Institut Belge des Arts et Techniques du Décor de Cinéma

Là où naissent les mondes : manifeste pour une école du décor de cinéma. 


Il est un lieu qui manque en Belgique — un lieu qui, pourtant, pourrait être le cœur battant de tout un pan du cinéma : celui des mondes qu’on ne voit pas encore, des espaces que l’on devine avant même qu’un personnage n’entre dans le champ. Ce lieu, c’est une école. Pas une école comme les autres, mais une fabrique des formes, une école du décor, du faire, du volume, de l’atmosphère. Une école pour apprendre à construire l’invisible.

Le cinéma belge est riche, dense, en plein essor. Les tournages s’y multiplient, les talents y foisonnent. Mais les décors ? Ils se fabriquent dans l’ombre, portés par des femmes et des hommes de l’art souvent formés ailleurs, ou pas du tout. Il n’existe aujourd’hui aucune formation complète pour ces artisans du réel et de la fiction, pour ces sculpteurs d’ambiances que sont les chefs décorateurs, les accessoiristes, les constructeu(ses)rs, les peintres, ensemblie(è)r(e)s, assis- tant(e)s, ... . Il est temps d’y remédier.

L’IBATDC — Institut Belge des Arts et Techniques du Décor Cinématographique — naît de cette absence et y répond avec audace.

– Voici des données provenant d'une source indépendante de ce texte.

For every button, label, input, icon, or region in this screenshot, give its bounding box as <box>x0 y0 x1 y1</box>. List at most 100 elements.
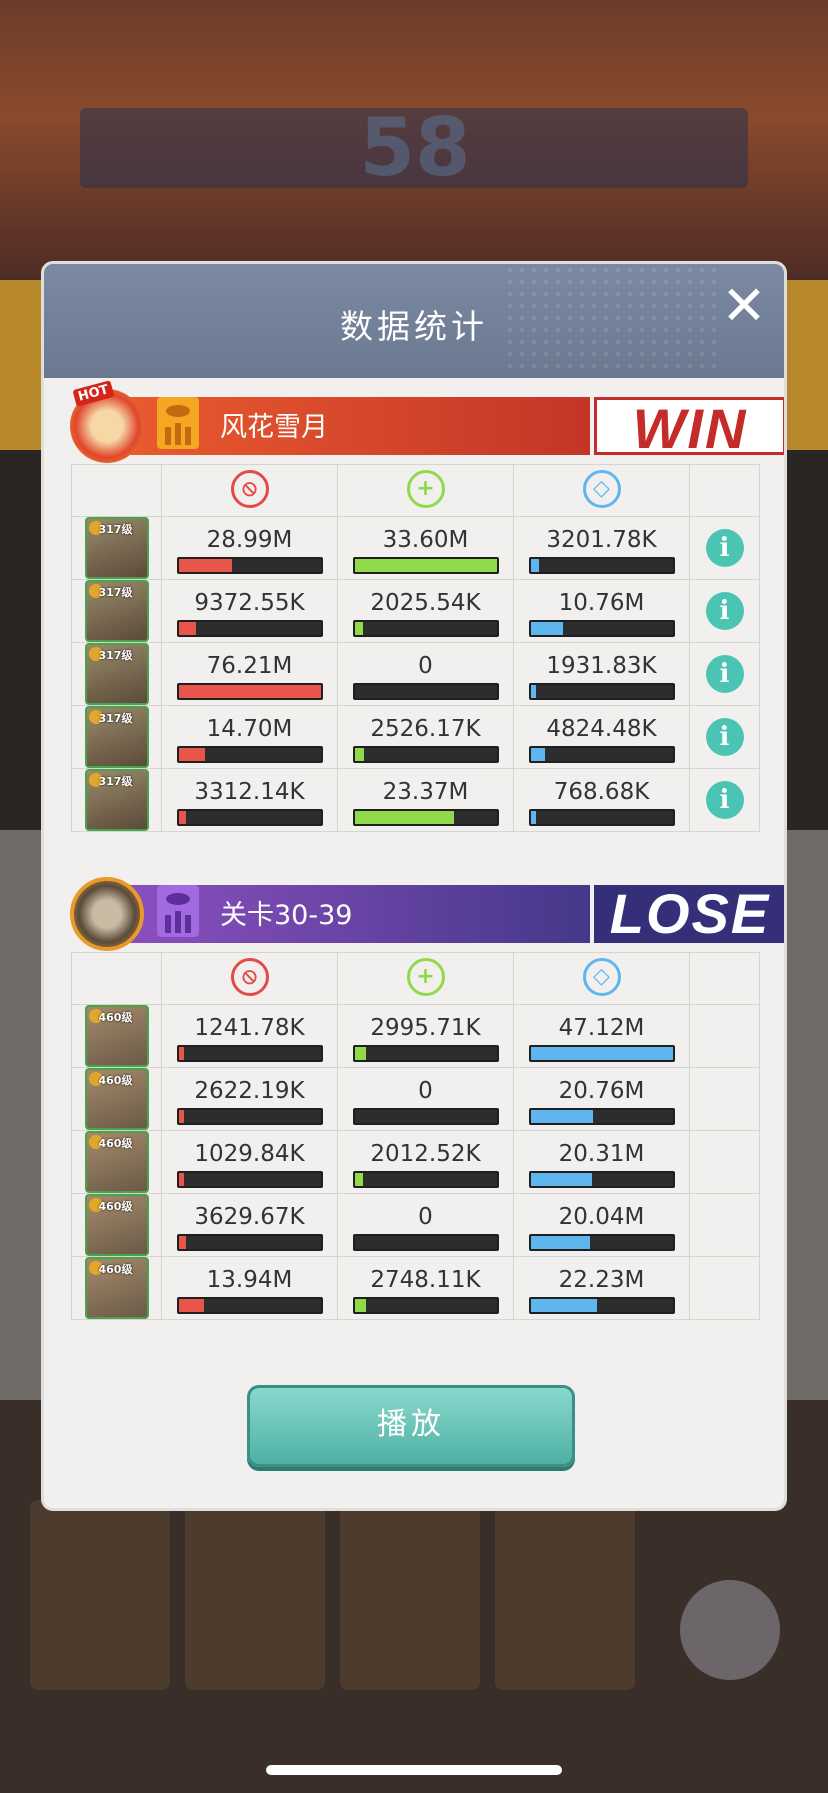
heal-value: 23.37M <box>382 778 469 805</box>
heal-cell: 0 <box>337 642 514 706</box>
info-cell: i <box>689 768 760 832</box>
hero-portrait-cell: 460级 <box>71 1256 162 1320</box>
hero-portrait-cell: 317级 <box>71 642 162 706</box>
plus-circle-icon: + <box>406 469 445 508</box>
hero-portrait[interactable]: 460级 <box>84 1257 149 1319</box>
hero-portrait[interactable]: 460级 <box>84 1194 149 1256</box>
background-card <box>30 1500 170 1690</box>
team1-name: 风花雪月 <box>220 412 328 443</box>
play-button[interactable]: 播放 <box>247 1385 575 1467</box>
hero-portrait[interactable]: 317级 <box>84 580 149 642</box>
defense-bar <box>528 808 675 826</box>
defense-header: ◇ <box>513 464 690 517</box>
hero-row: 460级 1029.84K 2012.52K 20.31M <box>71 1130 760 1194</box>
damage-value: 13.94M <box>206 1266 293 1293</box>
damage-bar <box>176 1170 323 1188</box>
hero-portrait[interactable]: 460级 <box>84 1131 149 1193</box>
damage-bar-fill <box>178 747 206 761</box>
defense-bar-fill <box>530 558 540 572</box>
hero-level: 317级 <box>98 523 133 536</box>
hero-level: 317级 <box>98 775 133 788</box>
heal-bar-fill <box>354 1046 366 1060</box>
defense-bar <box>528 1233 675 1251</box>
defense-cell: 1931.83K <box>513 642 690 706</box>
info-icon[interactable]: i <box>705 529 744 567</box>
defense-bar <box>528 1044 675 1062</box>
stats-header-row: ⦸ + ◇ <box>71 952 760 1005</box>
hero-portrait[interactable]: 317级 <box>84 706 149 768</box>
hero-portrait[interactable]: 317级 <box>84 769 149 831</box>
defense-bar-fill <box>530 1235 591 1249</box>
defense-bar <box>528 682 675 700</box>
modal-header: 数据统计 ✕ <box>44 264 784 378</box>
damage-value: 14.70M <box>206 715 293 742</box>
defense-cell: 20.31M <box>513 1130 690 1194</box>
hero-row: 317级 3312.14K 23.37M 768.68K i <box>71 768 760 832</box>
info-icon[interactable]: i <box>705 781 744 819</box>
close-button[interactable]: ✕ <box>718 279 770 334</box>
info-cell: i <box>689 516 760 580</box>
damage-bar-fill <box>178 1235 186 1249</box>
modal-title: 数据统计 <box>340 307 488 346</box>
defense-value: 20.31M <box>558 1140 645 1167</box>
hero-level: 460级 <box>98 1074 133 1087</box>
heal-cell: 2526.17K <box>337 705 514 769</box>
team1-stats-table: ⦸ + ◇ 317级 28.99M 33.60M 3201.78K i 317级… <box>71 464 760 832</box>
hero-portrait-cell: 317级 <box>71 705 162 769</box>
defense-bar-fill <box>530 1046 673 1060</box>
heal-bar-fill <box>354 1172 364 1186</box>
info-icon[interactable]: i <box>705 655 744 693</box>
header-blank <box>71 464 162 517</box>
heal-value: 2012.52K <box>370 1140 481 1167</box>
hero-row: 460级 13.94M 2748.11K 22.23M <box>71 1256 760 1320</box>
damage-bar <box>176 1233 323 1251</box>
heal-bar-fill <box>354 810 454 824</box>
home-indicator[interactable] <box>266 1765 562 1775</box>
damage-cell: 1241.78K <box>161 1004 338 1068</box>
defense-value: 1931.83K <box>546 652 657 679</box>
hero-portrait[interactable]: 317级 <box>84 517 149 579</box>
damage-bar-fill <box>178 810 186 824</box>
sword-circle-icon: ⦸ <box>230 957 269 996</box>
info-icon[interactable]: i <box>705 718 744 756</box>
defense-bar-fill <box>530 810 537 824</box>
damage-cell: 13.94M <box>161 1256 338 1320</box>
defense-bar-fill <box>530 1298 598 1312</box>
hero-portrait[interactable]: 460级 <box>84 1068 149 1130</box>
hero-level: 460级 <box>98 1263 133 1276</box>
defense-header: ◇ <box>513 952 690 1005</box>
hero-row: 317级 76.21M 0 1931.83K i <box>71 642 760 706</box>
damage-value: 1029.84K <box>194 1140 305 1167</box>
heal-cell: 2748.11K <box>337 1256 514 1320</box>
heal-bar <box>352 1233 499 1251</box>
damage-bar <box>176 808 323 826</box>
defense-value: 22.23M <box>558 1266 645 1293</box>
stats-header-row: ⦸ + ◇ <box>71 464 760 517</box>
heal-bar <box>352 808 499 826</box>
defense-cell: 768.68K <box>513 768 690 832</box>
sword-circle-icon: ⦸ <box>230 469 269 508</box>
heal-bar-fill <box>354 558 497 572</box>
hero-portrait[interactable]: 317级 <box>84 643 149 705</box>
damage-value: 76.21M <box>206 652 293 679</box>
defense-value: 47.12M <box>558 1014 645 1041</box>
damage-header: ⦸ <box>161 952 338 1005</box>
defense-bar <box>528 745 675 763</box>
defense-bar <box>528 1296 675 1314</box>
heal-bar <box>352 1170 499 1188</box>
info-icon[interactable]: i <box>705 592 744 630</box>
heal-cell: 2012.52K <box>337 1130 514 1194</box>
heal-bar <box>352 1044 499 1062</box>
background-card <box>495 1500 635 1690</box>
heal-value: 0 <box>418 1203 433 1230</box>
heal-cell: 23.37M <box>337 768 514 832</box>
defense-value: 20.76M <box>558 1077 645 1104</box>
hero-portrait-cell: 460级 <box>71 1130 162 1194</box>
hero-portrait[interactable]: 460级 <box>84 1005 149 1067</box>
heal-value: 0 <box>418 652 433 679</box>
team-flag-icon <box>157 885 199 937</box>
background-number: 58 <box>359 101 471 194</box>
defense-value: 4824.48K <box>546 715 657 742</box>
defense-value: 10.76M <box>558 589 645 616</box>
defense-bar-fill <box>530 1109 593 1123</box>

Ce n’est pas simplement une école de métiers. C’est un lieu de transmission, d’invention, de résistance. On y apprendra à dessiner, à peindre, à scier, à souder. À raconter une époque par la texture d’un mur. À traduire un hors-champ par la disposition d’une chaise, et aussi à gérer un budget et travailler en équipe. À imaginer un futur en carton recyclé. Car ici, l’écologie n’est pas un supplément d’âme : elle est le socle. Dans un secteur connu pour sa surproduction et ses déchets massifs, le décor devient un terrain d’expérimentation pour des pratiques durables, réversibles, réutilisables. Une esthétique du faire autrement.

On y croisera des outils numériques et des clous rouillés, des logiciels de modélisation 3D et des pinceaux trempés dans la patine. L’IBATDC sera à la fois ancrée dans la matière et ouverte sur le monde : en dialogue constant avec les autres écoles de cinéma, en lien avec les artisans du terrain, en connexion avec les studios, les festivals, les éco-réseaux belges et européens. Ce sera un lieu poreux, généreux, traversé par les idées, les matériaux, les voix. On y parlera français, néerlandais, anglais. On y construira des décors, mais aussi des parcours, des gestes, des responsabilités.

Le projet se veut souple dans sa forme — école hors-les-murs, mutualisation d’ateliers, friches temporaires ou modules mobiles — mais exigeant dans son fond. Ce n’est pas l’enveloppe qui compte, mais ce qu’on y fabrique : une pensée, une attention, un soin porté aux formes et à leur impact. Car former aux métiers du décor aujourd’hui, c’est bien plus que transmettre un savoir-faire : c’est proposer une vision du monde, de l’art et du travail.

Alors, qu’elle s’installe à Bruxelles ou ailleurs, qu’elle commence petite ou s’ouvre dès demain à l’Europe entière, cette école est déjà là. Elle existe dans l’élan de celles et ceux qui l’imaginent, dans le vide qu’elle comble, dans la nécessité qu’elle incarne. Une école du décor, oui — mais surtout, une école du regard. Une école où l’on apprendra à faire tenir une histoire dans la lumière d’une pièce vide.